I shoot with my left eye with right eye open so that I don't have to close any one eye when shooting. Tried shooting with my right with left open....doesn't work for me and don't see the point of it except that it supposed to be a rangefinder thing.
 
I do. I do it with a dslr too. I think I started doing it when shooting racing and wanting to see what was coming into the frame. I just got used to seeing what's around me. I don't do it 100% of the time though.
 
Only with the 50mm 1:1 finder..

Can't get it to work with the 28mm finder. Not because of the magnification, but because of the barrel distortion; the views just don't line up..
 
With either .72 or .91 I close the left eye first to orient my right eye to the view and then open my left eye as a secondary view. Doing that lets me keep both eyes open while allowing my brain to stay focused on what the right eye sees.
 
With either .72 or .91 I close the left eye first to orient my right eye to the view and then open my left eye as a secondary view. Doing that lets me keep both eyes open while allowing my brain to stay focused on what the right eye sees.

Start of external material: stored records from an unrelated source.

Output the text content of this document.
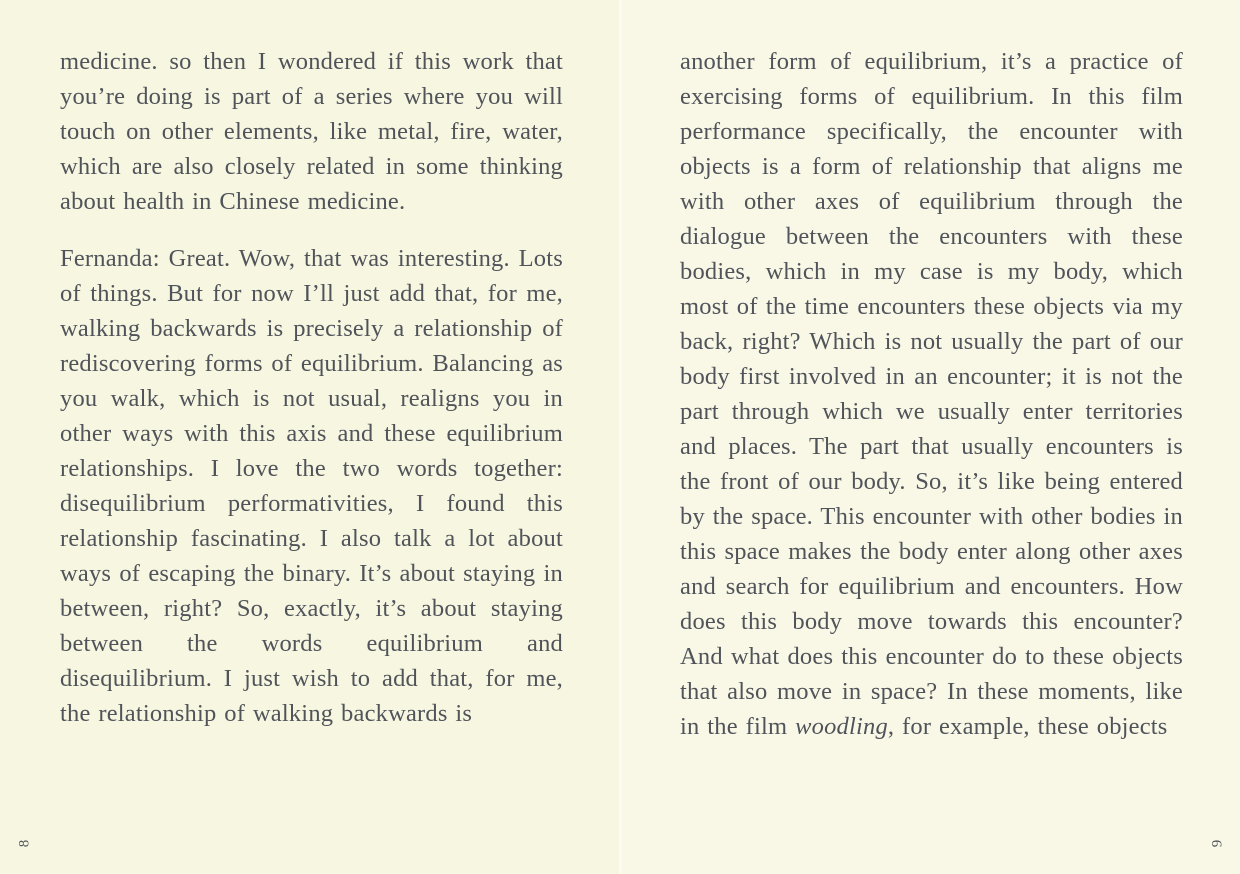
medicine. so then I wondered if this work that you’re doing is part of a series where you will touch on other elements, like metal, fire, water, which are also closely related in some thinking about health in Chinese medicine.

Fernanda: Great. Wow, that was interesting. Lots of things. But for now I’ll just add that, for me, walking backwards is precisely a relationship of rediscovering forms of equilibrium. Balancing as you walk, which is not usual, realigns you in other ways with this axis and these equilibrium relationships. I love the two words together: disequilibrium performativities, I found this relationship fascinating. I also talk a lot about ways of escaping the binary. It’s about staying in between, right? So, exactly, it’s about staying between the words equilibrium and disequilibrium. I just wish to add that, for me, the relationship of walking backwards is

8

another form of equilibrium, it’s a practice of exercising forms of equilibrium. In this film performance specifically, the encounter with objects is a form of relationship that aligns me with other axes of equilibrium through the dialogue between the encounters with these bodies, which in my case is my body, which most of the time encounters these objects via my back, right? Which is not usually the part of our body first involved in an encounter; it is not the part through which we usually enter territories and places. The part that usually encounters is the front of our body. So, it’s like being entered by the space. This encounter with other bodies in this space makes the body enter along other axes and search for equilibrium and encounters. How does this body move towards this encounter? And what does this encounter do to these objects that also move in space? In these moments, like in the film woodling, for example, these objects

9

I tried doing this but eventually i get distracted with all the overlapping images that both of my eyes see.. and the fact that I always lose the RF patch... hahaha..

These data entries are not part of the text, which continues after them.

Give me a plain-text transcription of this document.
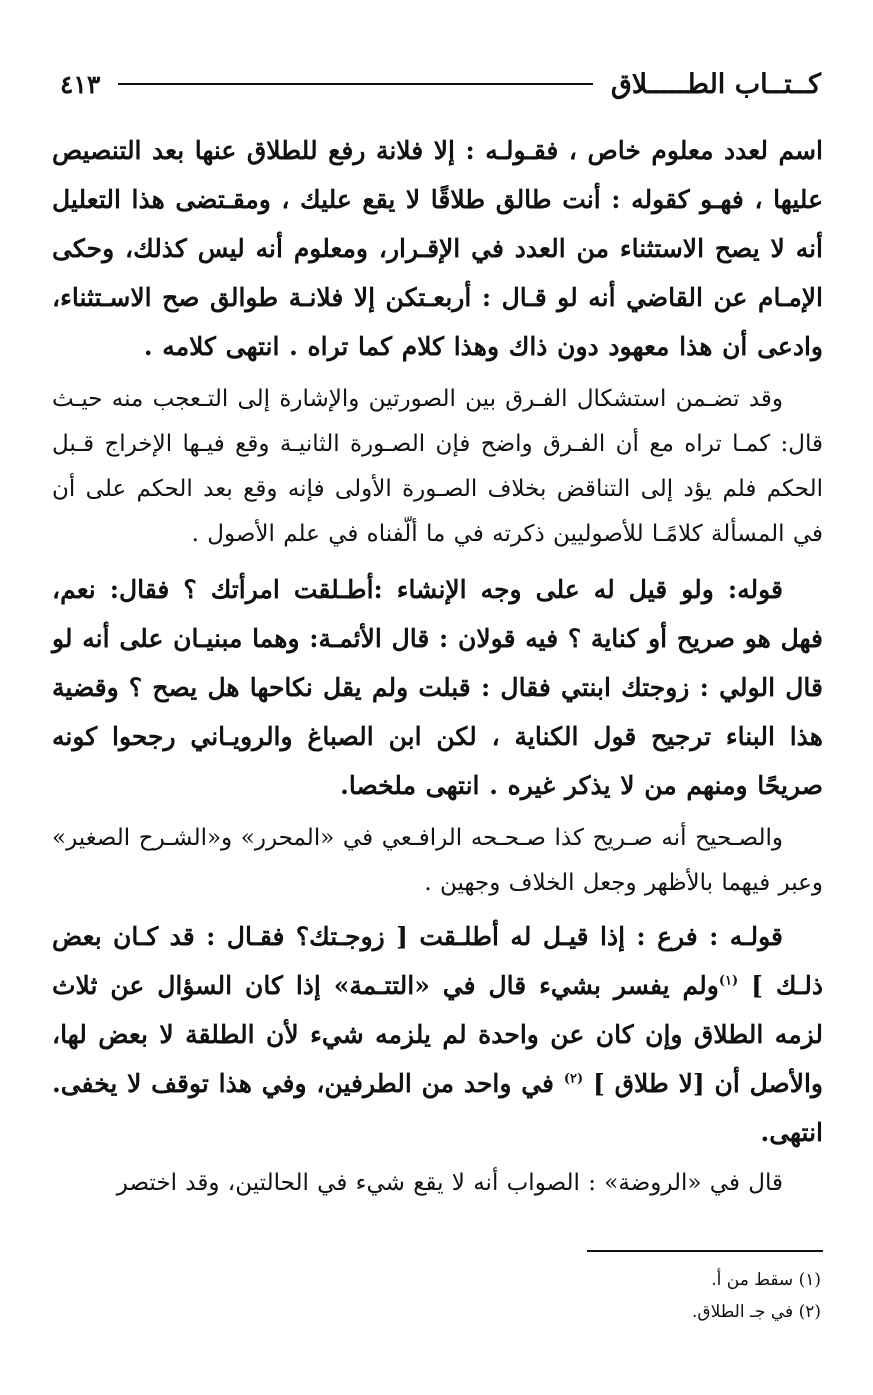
كــتــاب الطـــــلاق
٤١٣

اسم لعدد معلوم خاص ، فقـولـه : إلا فلانة رفع للطلاق عنها بعد التنصيص عليها ، فهـو كقوله : أنت طالق طلاقًا لا يقع عليك ، ومقـتضى هذا التعليل أنه لا يصح الاستثناء من العدد في الإقـرار، ومعلوم أنه ليس كذلك، وحكى الإمـام عن القاضي أنه لو قـال : أربعـتكن إلا فلانـة طوالق صح الاسـتثناء، وادعى أن هذا معهود دون ذاك وهذا كلام كما تراه . انتهى كلامه .

وقد تضـمن استشكال الفـرق بين الصورتين والإشارة إلى التـعجب منه حيـث قال: كمـا تراه مع أن الفـرق واضح فإن الصـورة الثانيـة وقع فيـها الإخراج قـبل الحكم فلم يؤد إلى التناقض بخلاف الصـورة الأولى فإنه وقع بعد الحكم على أن في المسألة كلامًـا للأصوليين ذكرته في ما ألّفناه في علم الأصول .

قوله: ولو قيل له على وجه الإنشاء :أطـلقت امرأتك ؟ فقال: نعم، فهل هو صريح أو كناية ؟ فيه قولان : قال الأئمـة: وهما مبنيـان على أنه لو قال الولي : زوجتك ابنتي فقال : قبلت ولم يقل نكاحها هل يصح ؟ وقضية هذا البناء ترجيح قول الكناية ، لكن ابن الصباغ والرويـاني رجحوا كونه صريحًا ومنهم من لا يذكر غيره . انتهى ملخصا.

والصـحيح أنه صـريح كذا صـحـحه الرافـعي في «المحرر» و«الشـرح الصغير» وعبر فيهما بالأظهر وجعل الخلاف وجهين .

قولـه : فرع : إذا قيـل له أطلـقت [ زوجـتك؟ فقـال : قد كـان بعض ذلـك ] $^{(١)}$ولم يفسر بشيء قال في «التتـمة» إذا كان السؤال عن ثلاث لزمه الطلاق وإن كان عن واحدة لم يلزمه شيء لأن الطلقة لا بعض لها، والأصل أن [لا طلاق ] $^{(٢)}$ في واحد من الطرفين، وفي هذا توقف لا يخفى. انتهى.

قال في «الروضة» : الصواب أنه لا يقع شيء في الحالتين، وقد اختصر

(١) سقط من أ.

(٢) في جـ الطلاق.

using an SLR/dSLR.. its fine.. no headaches..
 
I tried doing this but eventually i get distracted with all the overlapping images that both of my eyes see.. and the fact that I always lose the RF patch... hahaha..

using an SLR/dSLR.. its fine.. no headaches..

It took me a while to get used to it. I kept my attention on what was going into the right eye and used that to focus and compose. I keep my left eye open but let it stay blurred or unfocused, everything looks a little blurry from my left eye but I mainly keep it open to look for movement coming from the sides.
 
Those humans whose eyes are correctly aligned and whose nervous systems are in order are blessed with binocular vision: but that may not be such a blessing when one eye is at a camera's view-finder.